Some caveats apply to all of these. First, we don’t have polls from more than one high-quality pollster in any of these states, and you should never base predictions on just one poll. Second, Biden is very popular right now — in a way he’s unlikely to be come Election Day 2020 if he’s the Democratic nominee. (You’d expect an unpopular president to be trailing a popular Democrat.) And third, lots and lots of things are going to happen over the course of this campaign. Polls don’t predict anything; they show you where things stand at that particular moment in time, subject to human and sampling errors.

But even if you dig a little deeper, you start to see some more warning signs.

In the Michigan poll, for example, fewer than 36 percent of voters say they’ll definitely vote to reelect Trump, while more than 51 percent say they plan to vote for someone else.

In Texas and Pennsylvania, both Quinnipiac polls show Trump floundering among independents. In Texas, independents disapproved of Trump by a margin of 21 points (58 to 37), even though Trump carried them in 2016 by 16 points (52 to 38). The gap was similar in Pennsylvania, where Trump won independents by seven points (48 to 41), but they now disapprove of him by 20 points (56 to 36). Were Trump to lose the independent vote in either of these states — or even if it were close — it would be very difficult to carry them.

Other state polling we’ve seen at this early juncture haven’t been quite so ominous for Trump. A recent Florida Atlantic University poll showed the Florida race basically within margin of error in a state Trump carried by just more than a point — about what you’d expect. Another poll in Arizona showed Biden ahead by four, which as with Texas would be a major upset in a red state. But against other Democrats, Trump was about where he was in 2016, when he won by four points.

Yet the national picture is also somewhat grim for Trump. Of the three high-quality pollsters to test multiple general election matchups so far this year, both Biden and Sanders lead in all three outside the margin of error, Sen. Elizabeth Warren (Mass.) holds statistically insignificant leads in all three, and both Sen. Kamala D. Harris (Calif.) and South Bend, Ind., Mayor Pete Buttigieg are right there with Trump, even though they suffer from poor name ID.

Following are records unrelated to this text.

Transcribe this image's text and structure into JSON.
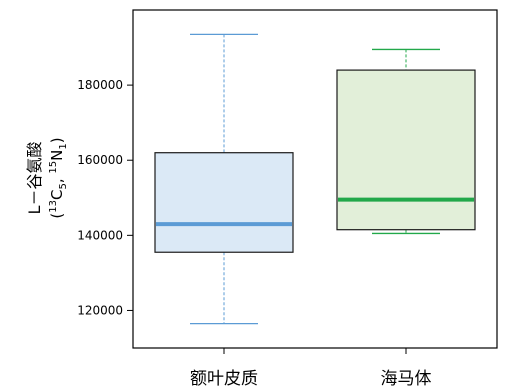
{
  "chart_data": {
    "type": "box",
    "ylabel_line1": "L－谷氨酸",
    "ylabel_line2": {
      "open": "(",
      "c_sup": "13",
      "c": "C",
      "c_sub": "5",
      "comma": ", ",
      "n_sup": "15",
      "n": "N",
      "n_sub": "1",
      "close": ")"
    },
    "ylim": [
      110000,
      200000
    ],
    "yticks": [
      120000,
      140000,
      160000,
      180000
    ],
    "ytick_labels": [
      "120000",
      "140000",
      "160000",
      "180000"
    ],
    "categories": [
      "额叶皮质",
      "海马体"
    ],
    "boxes": [
      {
        "category": "额叶皮质",
        "min": 116500,
        "q1": 135500,
        "median": 143000,
        "q3": 162000,
        "max": 193500,
        "fill": "#dbe9f6",
        "median_color": "#5b9bd5",
        "whisker_color": "#5b9bd5"
      },
      {
        "category": "海马体",
        "min": 140500,
        "q1": 141500,
        "median": 149500,
        "q3": 184000,
        "max": 189500,
        "fill": "#e2efd9",
        "median_color": "#22a84a",
        "whisker_color": "#22a84a"
      }
    ],
    "grid": false,
    "legend": "none"
  }
}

Trump’s political stock is about where it was in 2016, when he defeated a Democratic nominee who was about as historically unpopular as he was. Perhaps it should be a surprise that he would struggle against Democrats who haven’t been through the wringer yet. But it’s also noteworthy the position he seems to start in when it comes to some key states again unknown opposition, and it doesn’t appear to be a position of strength.